科里奥利离心对流（${\mathrm{C}}^3$）在圆柱域中构成理想的暴风雨模型，其中旋转的圆柱体代表超级单体雷暴的中旋流器。我们提出了一套${\mathrm{C}}^3$直接数值模拟，分析离心浮力对龙卷风状旋涡（TLV）形成的影响。TLV是自洽生成的，前提是流量在准环转（QC）范围内，其中主要的动态平衡在压力梯度和离心浮力之间。这要求Froude数必须大于半径与高度的长宽比，$F\mathrm{[R}⪆\gamma$。我们证明了在我们内部发展的TLV${\mathrm{C}}^3$模拟与现实龙卷风具有许多相似的特征，例如方位角速度剖面，涡旋强度的增强和螺旋度特性。此外，我们分析了机械底部边界条件对TLV形成的影响，发现如果没有离心浮力，固定表面上方的旋转流体柱不会生成TLV。相反，当存在离心浮力时，在任何底部边界条件下，在QC方案中都会生成TLV。
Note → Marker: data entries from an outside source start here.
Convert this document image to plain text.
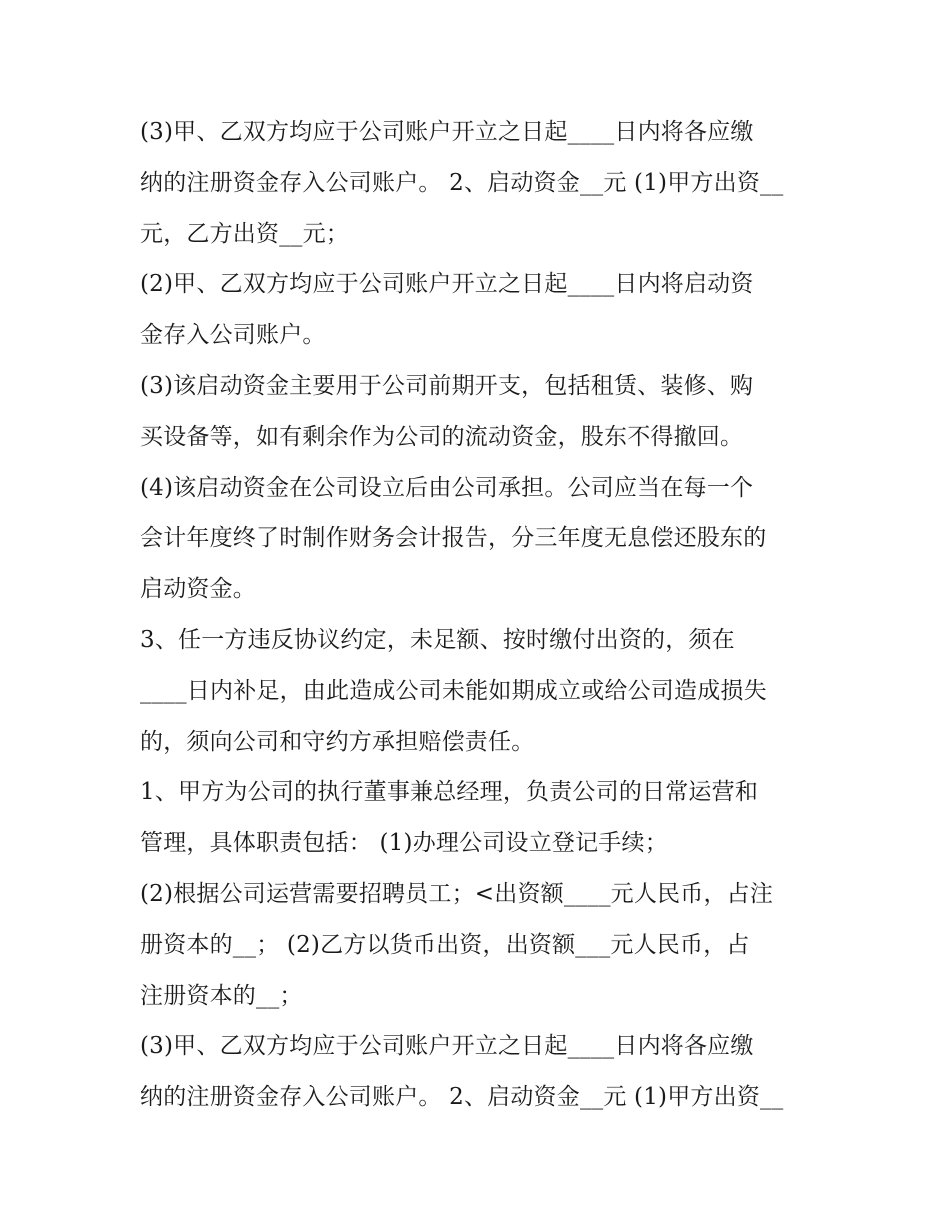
(3)甲、乙双方均应于公司账户开立之日起____日内将各应缴
纳的注册资金存入公司账户。 2、启动资金__元 (1)甲方出资__
元，乙方出资__元；
(2)甲、乙双方均应于公司账户开立之日起____日内将启动资
金存入公司账户。
(3)该启动资金主要用于公司前期开支，包括租赁、装修、购
买设备等，如有剩余作为公司的流动资金，股东不得撤回。
(4)该启动资金在公司设立后由公司承担。公司应当在每一个
会计年度终了时制作财务会计报告，分三年度无息偿还股东的
启动资金。
3、任一方违反协议约定，未足额、按时缴付出资的，须在
____日内补足，由此造成公司未能如期成立或给公司造成损失
的，须向公司和守约方承担赔偿责任。
1、甲方为公司的执行董事兼总经理，负责公司的日常运营和
管理，具体职责包括： (1)办理公司设立登记手续；
(2)根据公司运营需要招聘员工；<出资额____元人民币，占注
册资本的__； (2)乙方以货币出资，出资额___元人民币，占
注册资本的__；
(3)甲、乙双方均应于公司账户开立之日起____日内将各应缴
纳的注册资金存入公司账户。 2、启动资金__元 (1)甲方出资__
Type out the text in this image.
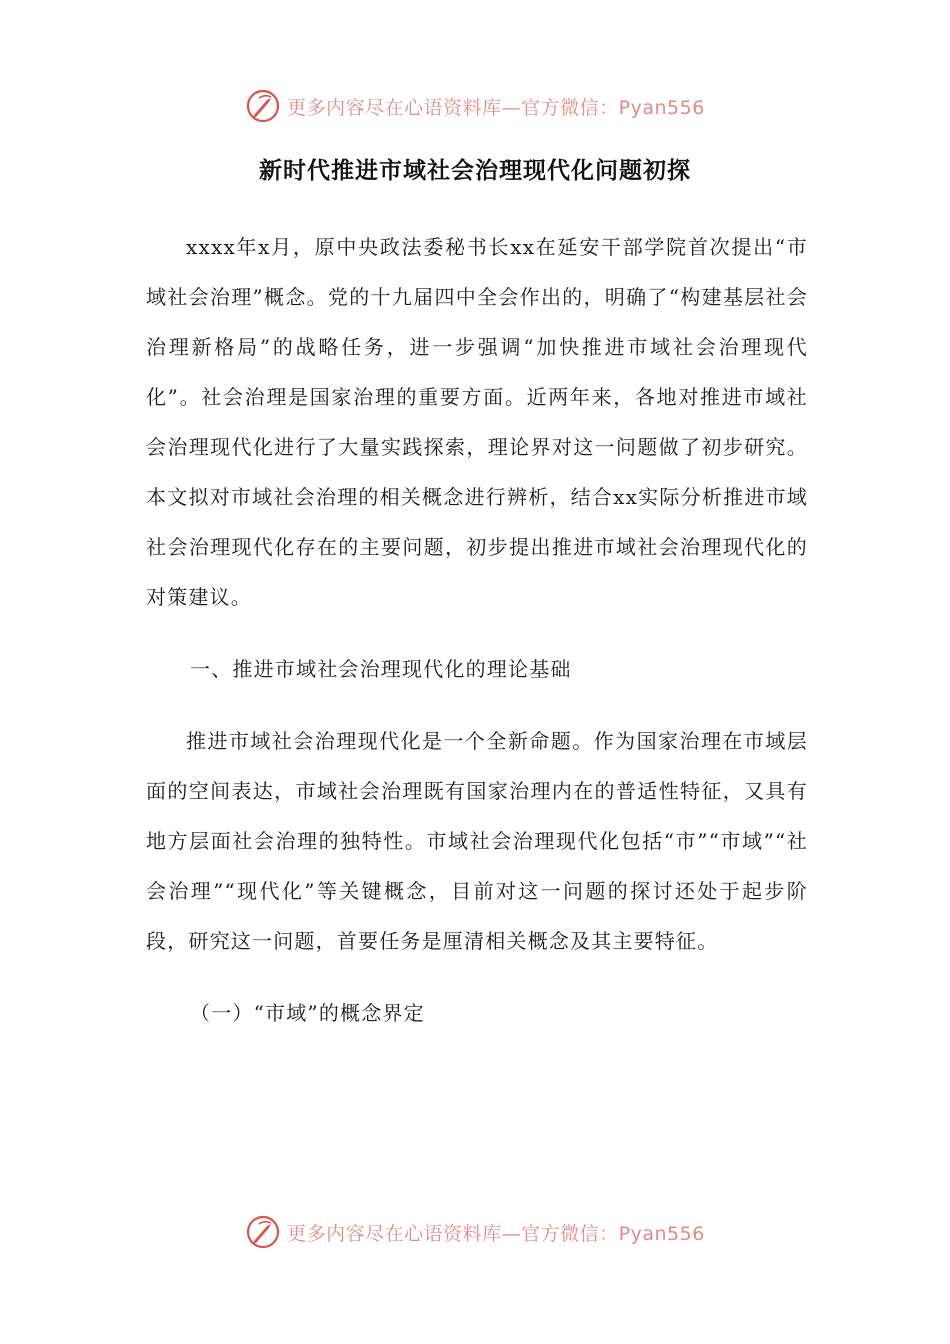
更多内容尽在心语资料库—官方微信：Pyan556
新时代推进市域社会治理现代化问题初探

xxxx年x月，原中央政法委秘书长xx在延安干部学院首次提出“市域社会治理”概念。党的十九届四中全会作出的，明确了“构建基层社会治理新格局”的战略任务，进一步强调“加快推进市域社会治理现代化”。社会治理是国家治理的重要方面。近两年来，各地对推进市域社会治理现代化进行了大量实践探索，理论界对这一问题做了初步研究。本文拟对市域社会治理的相关概念进行辨析，结合xx实际分析推进市域社会治理现代化存在的主要问题，初步提出推进市域社会治理现代化的对策建议。

一、推进市域社会治理现代化的理论基础

推进市域社会治理现代化是一个全新命题。作为国家治理在市域层面的空间表达，市域社会治理既有国家治理内在的普适性特征，又具有地方层面社会治理的独特性。市域社会治理现代化包括“市”“市域”“社会治理”“现代化”等关键概念，目前对这一问题的探讨还处于起步阶段，研究这一问题，首要任务是厘清相关概念及其主要特征。

（一）“市域”的概念界定

更多内容尽在心语资料库—官方微信：Pyan556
我们的模拟通过识别确定中旋流器变为隆隆型还是非隆隆型的性质，为天然超级细胞雷暴系统提供了见识。为了使龙卷风存在，必须存在能够驱动强对流的垂直温差。另外，我们的$F\mathrm{[R}⪆\gamma$ 预测在尺寸上暗示了临界的中气旋气旋角旋转速率 ${\stackrel{〜}{\mathrm{\Omega }}}_{\mathrm{米}\mathrm{C}}⪆\sqrt{G/H_{\mathrm{米}\mathrm{C}}}$。采取典型的中气旋高度$H_{\mathrm{米}\mathrm{C}}\approx 12\mathrm{ķ}\mathrm{米}$，这意味着 ${\stackrel{〜}{\mathrm{\Omega }}}_{\mathrm{米}\mathrm{C}}⪆3\times {10}^{-\mathrm{2个}}{\mathrm{s}}^{-\mathrm{1个}}$用于离心浮力为主的准环营养旋流成因。模拟TLV的形成发生在离心浮力时间尺度上的所有高度${\tau }_{Cb}$。这意味着自然龙卷风大约会在1分钟内保持高度不变，这与最近的观测估计是一致的。